In a wellness world buzzing nonstop about the newest, sleekest, most-marketed medications, I want to take a moment to defend an old, unglamorous, genuinely impressive one that gets overlooked precisely because it isn't new: metformin. It has no ad budget, no celebrity endorsements, and no influencer buzz. It's also one of the most studied, most trusted, and most useful medications in this entire space, and I think it deserves a fairer hearing than the shiny new options tend to give it.
Let's start with what it does, because the mechanism is elegant in its restraint. Metformin has been used for decades, primarily as a first-line treatment for type 2 diabetes. It works mainly by reducing the amount of sugar your liver releases into your bloodstream, and by improving how sensitive your body is to insulin. Notice what it doesn't do: it doesn't force your body to crank out more insulin the way some older diabetes drugs did. Instead, it helps your body use the insulin it already has more effectively. That's a meaningful distinction, and it's a big part of why metformin is so well tolerated and so safe for most people over the long haul. It works with your physiology rather than flogging it.
Its track record is genuinely remarkable. It's one of the longest-studied and most widely used medications in its category, we have decades of real-world data on it, and on top of that it's inexpensive and widely available, which in healthcare is almost a miracle in itself. Beyond diabetes, it shows up in several other situations. It's often used to help manage prediabetes, slowing the slide toward full diabetes. And it's frequently part of care for PCOS, a common hormonal condition that affects metabolism, fertility, and a lot more, and one that's especially close to my heart given my background in women's health. I've seen metformin make a real difference for women navigating PCOS who'd felt dismissed for years.
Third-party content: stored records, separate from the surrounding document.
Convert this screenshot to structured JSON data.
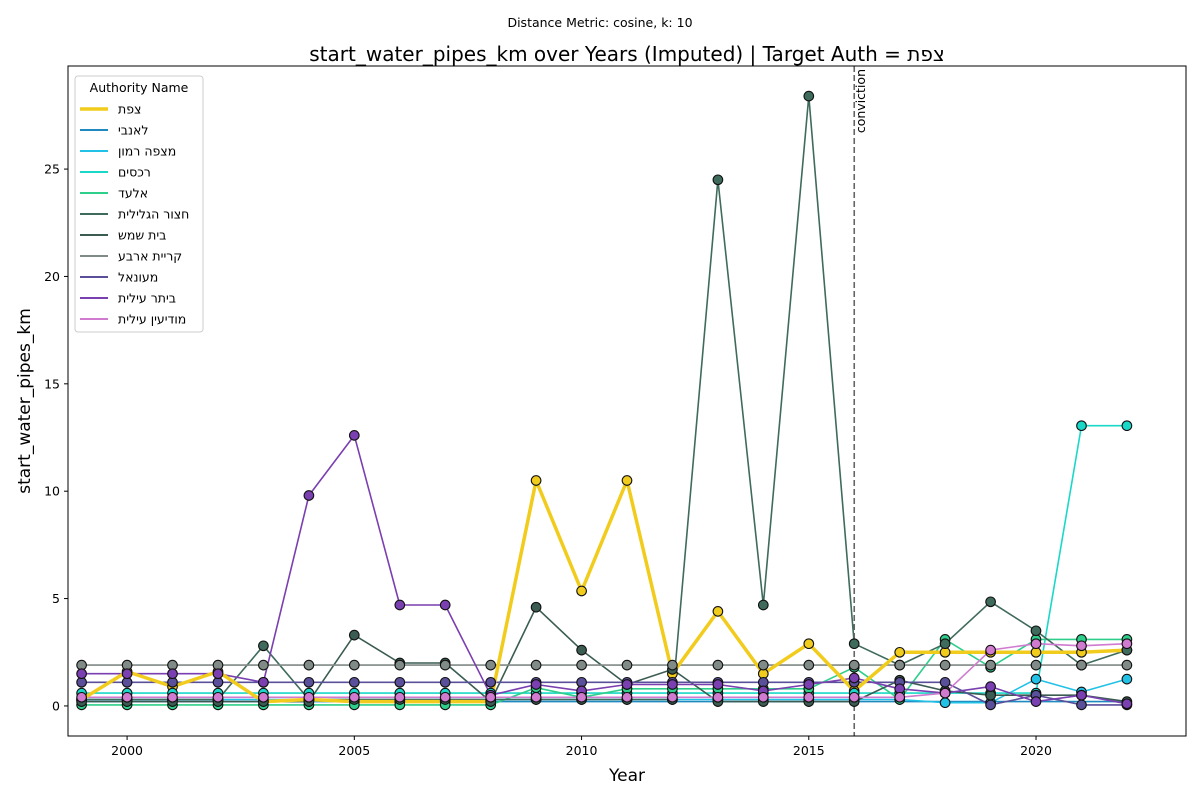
{
  "chart_data": {
    "type": "line",
    "suptitle": "Distance Metric: cosine, k: 10",
    "title": "start_water_pipes_km over Years (Imputed) | Target Auth = צפת",
    "xlabel": "Year",
    "ylabel": "start_water_pipes_km",
    "xlim": [
      1998.7,
      2023.3
    ],
    "ylim": [
      -1.4,
      29.8
    ],
    "x_ticks": [
      2000,
      2005,
      2010,
      2015,
      2020
    ],
    "y_ticks": [
      0,
      5,
      10,
      15,
      20,
      25
    ],
    "grid": false,
    "legend_title": "Authority Name",
    "legend_position": "top-left",
    "annotation": {
      "x": 2016,
      "label": "conviction",
      "color": "#666666"
    },
    "x": [
      1999,
      2000,
      2001,
      2002,
      2003,
      2004,
      2005,
      2006,
      2007,
      2008,
      2009,
      2010,
      2011,
      2012,
      2013,
      2014,
      2015,
      2016,
      2017,
      2018,
      2019,
      2020,
      2021,
      2022
    ],
    "series": [
      {
        "name": "צפת",
        "color": "#f2cc1c",
        "width": 3.5,
        "markers": true,
        "values": [
          0.3,
          1.6,
          0.9,
          1.6,
          0.2,
          0.3,
          0.2,
          0.2,
          0.2,
          0.2,
          10.5,
          5.35,
          10.5,
          1.5,
          4.4,
          1.5,
          2.9,
          0.7,
          2.5,
          2.5,
          2.5,
          2.5,
          2.5,
          2.6
        ]
      },
      {
        "name": "לאנבי",
        "color": "#1f8ac0",
        "width": 1.6,
        "markers": false,
        "values": [
          0.2,
          0.2,
          0.2,
          0.2,
          0.2,
          0.2,
          0.2,
          0.2,
          0.2,
          0.2,
          0.2,
          0.2,
          0.2,
          0.2,
          0.2,
          0.2,
          0.2,
          0.2,
          0.2,
          0.2,
          0.2,
          0.2,
          0.2,
          0.2
        ]
      },
      {
        "name": "מצפה רמון",
        "color": "#22c1e6",
        "width": 1.6,
        "markers": true,
        "values": [
          0.3,
          0.3,
          0.3,
          0.3,
          0.3,
          0.3,
          0.3,
          0.3,
          0.3,
          0.3,
          0.3,
          0.3,
          0.3,
          0.3,
          0.3,
          0.3,
          0.3,
          0.3,
          0.3,
          0.15,
          0.15,
          1.25,
          0.65,
          1.25
        ]
      },
      {
        "name": "רכסים",
        "color": "#1ad8c8",
        "width": 1.6,
        "markers": true,
        "values": [
          0.6,
          0.6,
          0.6,
          0.6,
          0.6,
          0.6,
          0.6,
          0.6,
          0.6,
          0.6,
          0.6,
          0.6,
          0.6,
          0.6,
          0.6,
          0.6,
          0.6,
          0.6,
          0.6,
          0.6,
          0.6,
          0.6,
          13.05,
          13.05
        ]
      },
      {
        "name": "אלעד",
        "color": "#2ecf8a",
        "width": 1.6,
        "markers": true,
        "values": [
          0.05,
          0.05,
          0.05,
          0.05,
          0.05,
          0.05,
          0.05,
          0.05,
          0.05,
          0.05,
          0.85,
          0.4,
          0.8,
          0.8,
          0.8,
          0.8,
          0.8,
          1.8,
          0.3,
          3.1,
          1.8,
          3.1,
          3.1,
          3.1
        ]
      },
      {
        "name": "חצור הגלילית",
        "color": "#3f6b5c",
        "width": 1.6,
        "markers": true,
        "values": [
          0.3,
          0.3,
          0.3,
          0.3,
          2.8,
          0.3,
          0.3,
          0.3,
          0.3,
          0.3,
          0.3,
          0.3,
          0.3,
          0.3,
          24.5,
          4.7,
          28.4,
          2.9,
          1.9,
          2.9,
          4.85,
          3.5,
          1.9,
          2.6
        ]
      },
      {
        "name": "בית שמש",
        "color": "#3a5c52",
        "width": 1.6,
        "markers": true,
        "values": [
          0.2,
          0.2,
          0.2,
          0.2,
          0.2,
          0.2,
          3.3,
          2.0,
          2.0,
          0.2,
          4.6,
          2.6,
          1.0,
          1.7,
          0.2,
          0.2,
          0.2,
          0.2,
          1.2,
          0.7,
          0.5,
          0.5,
          0.5,
          0.2
        ]
      },
      {
        "name": "קריית ארבע",
        "color": "#808a86",
        "width": 1.6,
        "markers": true,
        "values": [
          1.9,
          1.9,
          1.9,
          1.9,
          1.9,
          1.9,
          1.9,
          1.9,
          1.9,
          1.9,
          1.9,
          1.9,
          1.9,
          1.9,
          1.9,
          1.9,
          1.9,
          1.9,
          1.9,
          1.9,
          1.9,
          1.9,
          1.9,
          1.9
        ]
      },
      {
        "name": "מעונאל",
        "color": "#5a4f9a",
        "width": 1.6,
        "markers": true,
        "values": [
          1.1,
          1.1,
          1.1,
          1.1,
          1.1,
          1.1,
          1.1,
          1.1,
          1.1,
          1.1,
          1.1,
          1.1,
          1.1,
          1.1,
          1.1,
          1.1,
          1.1,
          1.1,
          1.1,
          1.1,
          0.05,
          0.5,
          0.05,
          0.05
        ]
      },
      {
        "name": "ביתר עילית",
        "color": "#7a3fb0",
        "width": 1.6,
        "markers": true,
        "values": [
          1.5,
          1.5,
          1.5,
          1.5,
          1.1,
          9.8,
          12.6,
          4.7,
          4.7,
          0.5,
          1.0,
          0.7,
          1.0,
          1.0,
          1.0,
          0.7,
          1.0,
          1.3,
          0.8,
          0.6,
          0.9,
          0.2,
          0.5,
          0.1
        ]
      },
      {
        "name": "מודיעין עילית",
        "color": "#d07ad0",
        "width": 1.6,
        "markers": true,
        "values": [
          0.4,
          0.4,
          0.4,
          0.4,
          0.4,
          0.4,
          0.4,
          0.4,
          0.4,
          0.4,
          0.4,
          0.4,
          0.4,
          0.4,
          0.4,
          0.4,
          0.4,
          0.4,
          0.4,
          0.6,
          2.6,
          2.9,
          2.8,
          2.9
        ]
      }
    ]
  }
}
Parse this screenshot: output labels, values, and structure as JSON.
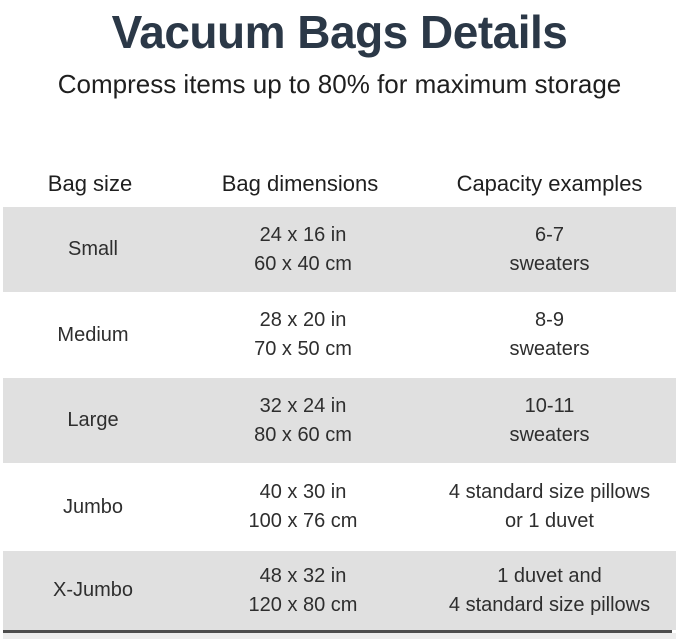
{
  "colors": {
    "title_navy": "#2b3847",
    "body_text": "#2e2e2e",
    "row_stripe_gray": "#e0e0e0",
    "bottom_divider": "#4d4d4d",
    "background": "#ffffff"
  },
  "header": {
    "title": "Vacuum Bags Details",
    "subtitle": "Compress items up to 80% for maximum storage"
  },
  "table": {
    "columns": [
      "Bag size",
      "Bag dimensions",
      "Capacity examples"
    ],
    "rows": [
      {
        "size": "Small",
        "dim_in": "24 x 16 in",
        "dim_cm": "60 x 40 cm",
        "cap1": "6-7",
        "cap2": "sweaters"
      },
      {
        "size": "Medium",
        "dim_in": "28 x 20 in",
        "dim_cm": "70 x 50 cm",
        "cap1": "8-9",
        "cap2": "sweaters"
      },
      {
        "size": "Large",
        "dim_in": "32 x 24 in",
        "dim_cm": "80 x 60 cm",
        "cap1": "10-11",
        "cap2": "sweaters"
      },
      {
        "size": "Jumbo",
        "dim_in": "40 x 30 in",
        "dim_cm": "100 x 76 cm",
        "cap1": "4 standard size pillows",
        "cap2": "or 1 duvet"
      },
      {
        "size": "X-Jumbo",
        "dim_in": "48 x 32 in",
        "dim_cm": "120 x 80 cm",
        "cap1": "1 duvet and",
        "cap2": "4 standard size pillows"
      }
    ]
  },
  "chart_data": {
    "type": "table",
    "title": "Vacuum Bags Details",
    "subtitle": "Compress items up to 80% for maximum storage",
    "columns": [
      "Bag size",
      "Bag dimensions",
      "Capacity examples"
    ],
    "rows": [
      [
        "Small",
        "24 x 16 in / 60 x 40 cm",
        "6-7 sweaters"
      ],
      [
        "Medium",
        "28 x 20 in / 70 x 50 cm",
        "8-9 sweaters"
      ],
      [
        "Large",
        "32 x 24 in / 80 x 60 cm",
        "10-11 sweaters"
      ],
      [
        "Jumbo",
        "40 x 30 in / 100 x 76 cm",
        "4 standard size pillows or 1 duvet"
      ],
      [
        "X-Jumbo",
        "48 x 32 in / 120 x 80 cm",
        "1 duvet and 4 standard size pillows"
      ]
    ],
    "layout": {
      "stripe_rows": [
        1,
        3,
        5
      ],
      "column_alignment": "center",
      "grid": "off"
    }
  }
}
I should be honest about its limits, though, because defending something doesn't mean overselling it, and I won't do to metformin what marketing does to the trendy options. Its effect on weight tends to be modest rather than dramatic. So it is not a stand-in for the newer medications when significant weight loss is the actual goal, those tools work differently and more powerfully for that specific purpose. Metformin's value is real but quieter, more about metabolic support and blood sugar than about dropping a lot of weight.
It's also not without downsides. The most common complaint is gastrointestinal, nausea, loose stools, general stomach upset, especially in the early going. That's exactly why it's typically started at a low dose and increased slowly, and why an extended-release version helps a lot of people tolerate it far better. Worth knowing too: long-term use can lower B12 levels over time, so periodic checking of your B12 is reasonable if you're on it for the long term. And like any medication, it isn't right for everyone, certain kidney issues in particular change whether it's appropriate, which is something a provider needs to assess.
So why am I spending a whole post defending a decades-old generic? Because I think the relentless focus on the newest, most-hyped option does people a quiet disservice. The medication with the biggest marketing push is not automatically the right one for you. For the right person, in the right situation, a well-understood, affordable, decades-proven medication can be exactly what fits, and sometimes it's a far better fit than the expensive newcomer everyone's talking about. The newest tool and the best tool are not always the same tool.
This connects to something I believe about wellness in general. We're surrounded by messaging that says better health is always just one new purchase away, the latest peptide, the trendiest medication, the cutting-edge protocol. Sometimes that's true and the new thing really is better. But sometimes the smartest, most evidence-backed move is something humble, inexpensive, and decidedly unsexy that's been quietly working for forty years. Metformin is a good reminder that "boring and proven" often beats "exciting and new," and that a good clinician's job is to match you with what actually fits your situation, not with whatever happens to have the loudest marketing this year. Don't dismiss the old workhorse just because it doesn't sparkle.